И они ушли. Какое-то время с улицы еще доносились их голоса, потом все стихло. Я наскоро ополоснул лицо и руки под умывальником и соорудил себе постель на потрепанной кушетке из шинели вместо одеяла и жесткой подушки, явно уцелевшей от какого-то развалившегося кресла. Потом прошелся и проверил запоры на дверях и окнах. Может, и стоило оставить караульных, все-таки их обязанность… Но я должен был доказать всем, кто мог за мной наблюдать если был я кому-то интересен, — что считаю этот район своим и что здесь я хозяин, и никакие нападения на отделения милиции — которые, надо сказать, частенько приключались в те годы — меня не страшат.

«А не превращаю ли я сам себя в подсадную утку? — подивился я невольно. Может, я в глубине души и хочу, чтобы жданный гость пожаловал и чтобы одним махом развязать весь узел?»

Все, утро вечера мудренее. Я велел себе проснуться в полвосьмого, вытянулся на кушетке, укрывшись шинелью, отвинтил колпачок своей фляги, сделал несколько глотков водки и попытался еще поразмыслить над событиями дня на сон грядущий.

— Одержимые… — пробормотал я. — Психоз какой-то…

— Да, все здесь одержимые, — отозвался голос рядом со мной. — Такой психоз — он как зараза. Вы уже тоже больны.

Я присел и увидел, что над моей кушеткой возвышается расплывчатый силуэт. Вглядевшись, я узнал врача.

— Как вы здесь оказались? — спросил я.

— Предположим, при всей вашей предусмотрительности вы все-таки не заперли переднюю дверь? — улыбнулся он. — Да нет же, не беспокойтесь, вы вполне аккуратны, просто ваш предшественник дал мне ключи.

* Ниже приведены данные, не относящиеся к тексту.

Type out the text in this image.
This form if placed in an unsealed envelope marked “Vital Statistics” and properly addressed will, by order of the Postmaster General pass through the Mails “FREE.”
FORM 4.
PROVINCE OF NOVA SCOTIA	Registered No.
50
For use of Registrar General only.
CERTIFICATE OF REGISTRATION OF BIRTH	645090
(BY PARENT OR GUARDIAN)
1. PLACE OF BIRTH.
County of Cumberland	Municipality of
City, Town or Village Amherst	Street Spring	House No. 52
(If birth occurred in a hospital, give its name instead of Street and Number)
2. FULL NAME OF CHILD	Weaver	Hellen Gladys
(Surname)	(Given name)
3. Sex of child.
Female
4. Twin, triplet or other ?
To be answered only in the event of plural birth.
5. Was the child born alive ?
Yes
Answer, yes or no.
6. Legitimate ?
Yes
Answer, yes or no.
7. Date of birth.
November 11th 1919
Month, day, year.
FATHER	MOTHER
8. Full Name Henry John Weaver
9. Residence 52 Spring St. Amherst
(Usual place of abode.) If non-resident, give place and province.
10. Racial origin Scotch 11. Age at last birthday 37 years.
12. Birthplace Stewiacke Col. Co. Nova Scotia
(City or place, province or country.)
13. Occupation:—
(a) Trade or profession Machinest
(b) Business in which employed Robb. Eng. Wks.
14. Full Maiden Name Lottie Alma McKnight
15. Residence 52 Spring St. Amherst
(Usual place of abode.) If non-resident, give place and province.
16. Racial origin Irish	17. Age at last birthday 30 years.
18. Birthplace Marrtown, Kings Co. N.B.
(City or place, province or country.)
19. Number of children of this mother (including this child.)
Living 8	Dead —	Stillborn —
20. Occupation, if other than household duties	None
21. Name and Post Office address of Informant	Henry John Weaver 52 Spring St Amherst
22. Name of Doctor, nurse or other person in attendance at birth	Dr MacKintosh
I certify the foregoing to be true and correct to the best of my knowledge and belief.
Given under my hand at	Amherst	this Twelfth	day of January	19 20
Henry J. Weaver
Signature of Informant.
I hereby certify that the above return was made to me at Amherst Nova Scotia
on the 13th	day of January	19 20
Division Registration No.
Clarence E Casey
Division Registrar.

— Но зачем вы пришли? — спросил я.

— По-моему, я уже сказал: вы успели подхватить вирус психоза, которым больны все жители округи. Психоз этот проявляется по-разному. Главный его признак — погружение в какую-либо манию, которая и становится смыслом жизни. Кто-то, как мотылек на свет, тянется к танцам с неодолимым желанием выплеснуть в драке все свое темное и дурное, кто-то прикипает к ворованным лошадям, кто-то смакует чудовищные слухи, кто-то чистит склады и потрошит встречающихся на темной дорожке, кто-то из фабричных пьет, чтобы поддержать тупое оцепенение от смены до смены, и неизвестно еще, какие левиафаны блуждают под гладью темных вод его летаргической души. И для каждой мании находятся практические и общежитейские объяснения: один хочет жить получше, посытнее, другой забыть о дурной жизни, и так далее. Но на самом деле… Вы не читали, что, по последним исследованиям, в мозгу перелетных птиц есть намагниченная дробинка, и именно поэтому они так хорошо ориентируются в перелетах на огромные расстояния? Вот такая же намагниченная дробинка безумия и сидит в послевоенных мозгах и влечет всех вдоль одной магнитной линии. Частые помешательства скапливаются и сливаются в одно общее, массовое, происходит словно выброс в атмосферу — и порождаются фантомы, оборотни, обретающие реальность, потому что страх психоза реален. Это облако психоза обволакивает и поглощает всякого, кто с ним соприкоснется.